(Bogle Nights by Andrew J. Müller)
It was a thick, cotton-wool, grey silence that enveloped him. The car had trundled to a halt at the bend in the road. It had been running quite smoothly and then everything had apparently switched off, the electrics, the engine, the lights, even the stereo and clock. He coasted the car to a halt in a lay-by that was probably intended - in sunnier weather - to be parking for sightseers so they could take photos of what was probably a staggering backdrop of Lakeland Fells. Today it was a backdrop of vague shadows in a thick, cold mist which had come down not long after he had left the A66 and turned up onto the mountain road.
For a moment he sat holding the steering wheel and feeling stupid. Then he snapped out of it, pulled on the handbrake and popped the bonnet of the car. He fished a torch from the glove-compartment and went around to look at the engine. Nothing looked obviously out of place, although he was no expert on cars, presumably something had gone awry somewhere deep in its innards. As he was inspecting the dipstick the light from his torch dimmed, flickered and then went out. A slate-grey coldness wafted across him. The fog seemed to absorb all sound, all light. No sound even came from the ubiquitous sheep, which were surely all around him in the mist. He slammed the bonnet lid down and sat on the car, wrapping his arms around himself and looking up and down the road. In the direction he had come from it went around a corner and then disappeared, he knew, into a deep river valley. It was at least five miles in that direction until you got to anything like civilization. So it would have to be forward. It was an awfully long way to Ambleside or Keswick he knew, but perhaps there was some small village tucked in one of these folds of land.
He retrieved his coat and a jumper from the boot and put them on. Then he started to trudge away from the car. In a matter of moments he had walked far enough so that when he turned he couldn't see it. He walked on for some while, fog in front of him, fog behind and nothing but a few metres of road in front and rocks to either side visible in any direction. Then there was a bright light from behind him.
He turned and saw the two distinctive glows of headlights approaching him from behind. Then through the thick mist the sound of an engine emerged. Relief flooded through him. He would be okay!
But as the car became visible through the fog his relief turned to concern and then fear. It was his car that was trundling towards him, swathed in a yellow glow from the halogen lamps through the thick cloud. He could see no one driving, in fact, the interior of the car was conspicuously dark.
The car was gaining speed. Then above the sounds of the cars engine he thought he could hear child-like giggling, light and tinkling but somehow sinister. The car was still gaining speed, it had started at a walking pace and was now hurtling towards him. He turned and started to run, irrationality pushing adrenalin around his blood stream. He rounded a sharp bend and saw the road twist away to the right, surely the car couldn't keep up that sort of speed on this road. He ran to where the road turned right and looked back. The car hurtled around the corner, and headed straight for him.
For a few seconds he was caught in the glow of the headlights like a startled rabbit, and then with the car only a couple of feet away he flung himself sideways to the ground. He heard the cars brakes screech on and then a metallic clang as it hit the roadside barrier. There was then a few moments of silence whilst the car was in mid-air before a serious of deafening crashes descended down the hillside with ever decreasing volume. It must have been a long way down, because the sounds continued for sometime. There was a whoomph' noise and the fog took on a red-orange tinge; the petrol tank had obviously gone up.
He picked himself up off the tarmac and looked at the raggedly broken barrier, and the long skid marks from the tires of his car. He had no idea what was happening, deep in his subconscious some race-memory fear stirred.

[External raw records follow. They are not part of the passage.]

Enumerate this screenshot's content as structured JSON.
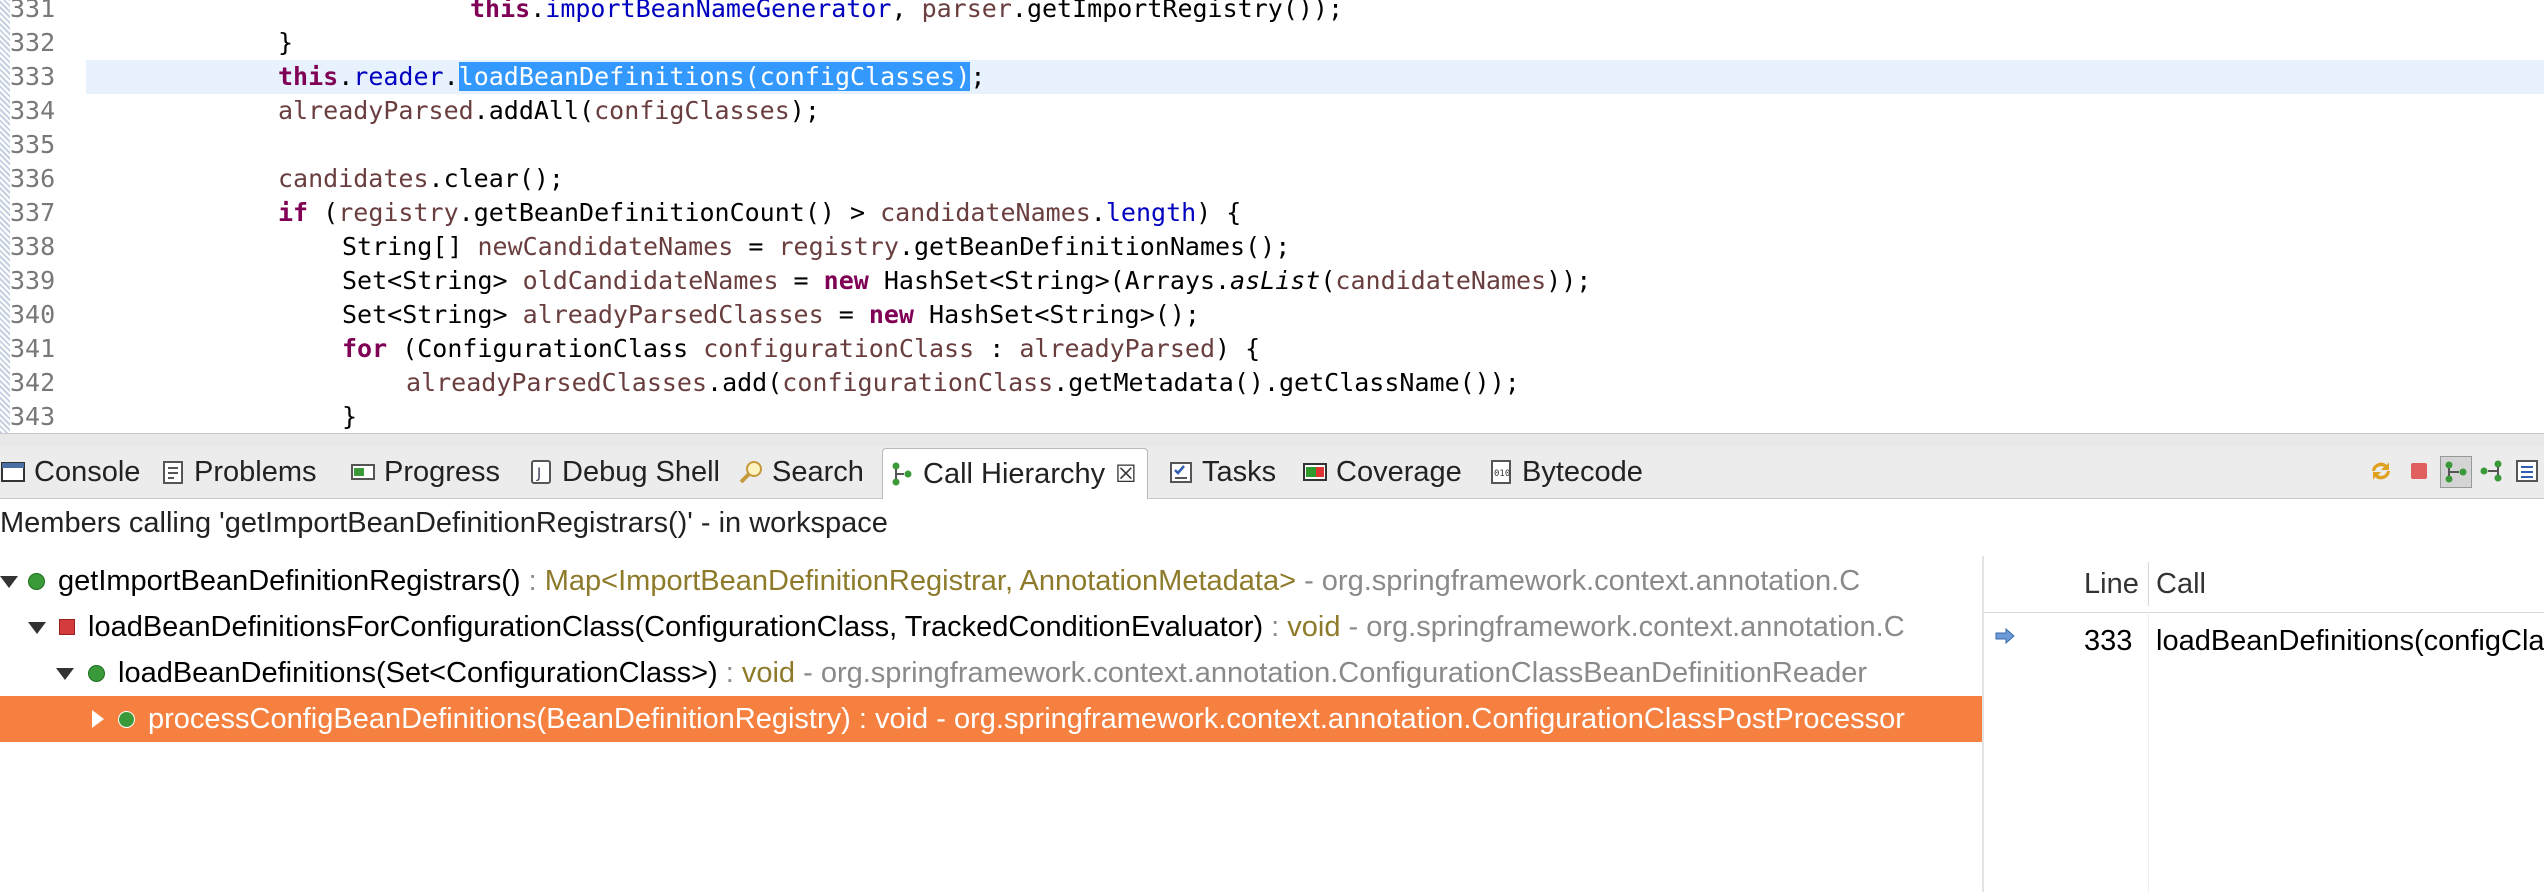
{
  "editor": {
    "lines": [
      {
        "num": "331"
      },
      {
        "num": "332"
      },
      {
        "num": "333"
      },
      {
        "num": "334"
      },
      {
        "num": "335"
      },
      {
        "num": "336"
      },
      {
        "num": "337"
      },
      {
        "num": "338"
      },
      {
        "num": "339"
      },
      {
        "num": "340"
      },
      {
        "num": "341"
      },
      {
        "num": "342"
      },
      {
        "num": "343"
      }
    ],
    "tokens": {
      "this": "this",
      "new": "new",
      "if": "if",
      "for": "for",
      "importBeanNameGenerator": "importBeanNameGenerator",
      "parser": "parser",
      "getImportRegistry": ".getImportRegistry());",
      "close_brace": "}",
      "reader": "reader",
      "loadBeanDefinitions": "loadBeanDefinitions(configClasses)",
      "semicolon": ";",
      "alreadyParsed": "alreadyParsed",
      "addAll": ".addAll(",
      "configClasses": "configClasses",
      "close_paren_semi": ");",
      "candidates": "candidates",
      "clear": ".clear();",
      "registry": "registry",
      "getBeanDefinitionCount": ".getBeanDefinitionCount() > ",
      "candidateNames": "candidateNames",
      "length": "length",
      "paren_brace": ") {",
      "string_arr": "String[] ",
      "newCandidateNames": "newCandidateNames",
      "equals": " = ",
      "getBeanDefinitionNames": ".getBeanDefinitionNames();",
      "set_string": "Set<String> ",
      "oldCandidateNames": "oldCandidateNames",
      "hashset_arrays": " HashSet<String>(Arrays.",
      "asList": "asList",
      "close_two": "));",
      "alreadyParsedClasses": "alreadyParsedClasses",
      "hashset_empty": " HashSet<String>();",
      "configurationClassType": " (ConfigurationClass ",
      "configurationClass": "configurationClass",
      "colon": " : ",
      "add": ".add(",
      "getMetadata": ".getMetadata().getClassName());",
      "dot": ".",
      "open_paren": " ("
    }
  },
  "tabs": [
    {
      "label": "Console"
    },
    {
      "label": "Problems"
    },
    {
      "label": "Progress"
    },
    {
      "label": "Debug Shell"
    },
    {
      "label": "Search"
    },
    {
      "label": "Call Hierarchy"
    },
    {
      "label": "Tasks"
    },
    {
      "label": "Coverage"
    },
    {
      "label": "Bytecode"
    }
  ],
  "tab_close_glyph": "☒",
  "members_label": "Members calling 'getImportBeanDefinitionRegistrars()' - in workspace",
  "tree": [
    {
      "name": "getImportBeanDefinitionRegistrars()",
      "sep1": " : ",
      "type": "Map<ImportBeanDefinitionRegistrar, AnnotationMetadata>",
      "sep2": " - org.springframework.context.annotation.C"
    },
    {
      "name": "loadBeanDefinitionsForConfigurationClass(ConfigurationClass, TrackedConditionEvaluator)",
      "sep1": " : ",
      "type": "void",
      "sep2": " - org.springframework.context.annotation.C"
    },
    {
      "name": "loadBeanDefinitions(Set<ConfigurationClass>)",
      "sep1": " : ",
      "type": "void",
      "sep2": " - org.springframework.context.annotation.ConfigurationClassBeanDefinitionReader"
    },
    {
      "name": "processConfigBeanDefinitions(BeanDefinitionRegistry)",
      "sep1": " : ",
      "type": "void",
      "sep2": " - org.springframework.context.annotation.ConfigurationClassPostProcessor"
    }
  ],
  "table": {
    "headers": {
      "line": "Line",
      "call": "Call"
    },
    "rows": [
      {
        "line": "333",
        "call": "loadBeanDefinitions(configClasses)"
      }
    ]
  }
}
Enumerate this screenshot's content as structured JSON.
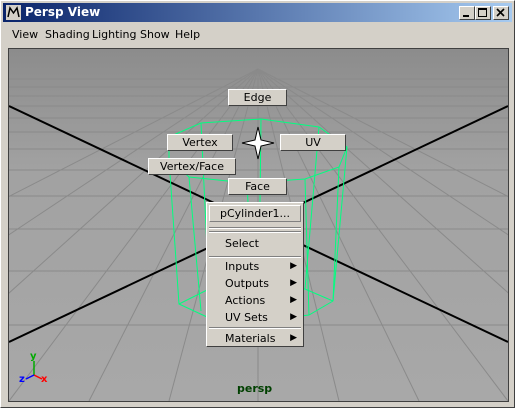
{
  "window": {
    "title": "Persp View"
  },
  "menubar": {
    "items": [
      "View",
      "Shading",
      "Lighting",
      "Show",
      "Help"
    ]
  },
  "marking_menu": {
    "edge": "Edge",
    "vertex": "Vertex",
    "uv": "UV",
    "vertex_face": "Vertex/Face",
    "face": "Face"
  },
  "context_menu": {
    "title": "pCylinder1...",
    "select": "Select",
    "inputs": "Inputs",
    "outputs": "Outputs",
    "actions": "Actions",
    "uv_sets": "UV Sets",
    "materials": "Materials"
  },
  "viewport": {
    "camera_label": "persp",
    "axis": {
      "x": "x",
      "y": "y",
      "z": "z"
    }
  },
  "colors": {
    "grid_bg": "#a0a0a0",
    "wireframe": "#00ff80",
    "camera_label": "#004000"
  }
}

Silence descended once more, only the distant crackle of his burning car filtered up from deep in the valley. Then he heard it again, that light, tinkling giggle. He tried to see into the mist - tried to see what was making the noise.
Then something landed on his head and wrapped long spindly arms around his face. He tried frantically to tear it off, but it held on tight, small pointy claws digging into the skin on his forehead and cheek. It was furry, but slimy, and the long arms around his face felt scaly. Blood started to dribble from the points where the talons were digging deep into his skin. Panic took a hold once more and he started thrashing around, feeling the claws moving closer and closer to his eyes. Then his foot met soft crumbling limestone which dropped away, and with a startled scream he pitched off the hillside to follow his car down into the mist-shrouded valley.
The scream stopped suddenly and abruptly and silence fell once more - disturbed only by the light, delicate giggling and the patter of tiny feet making their way back over the hills into the misty mountain afternoon.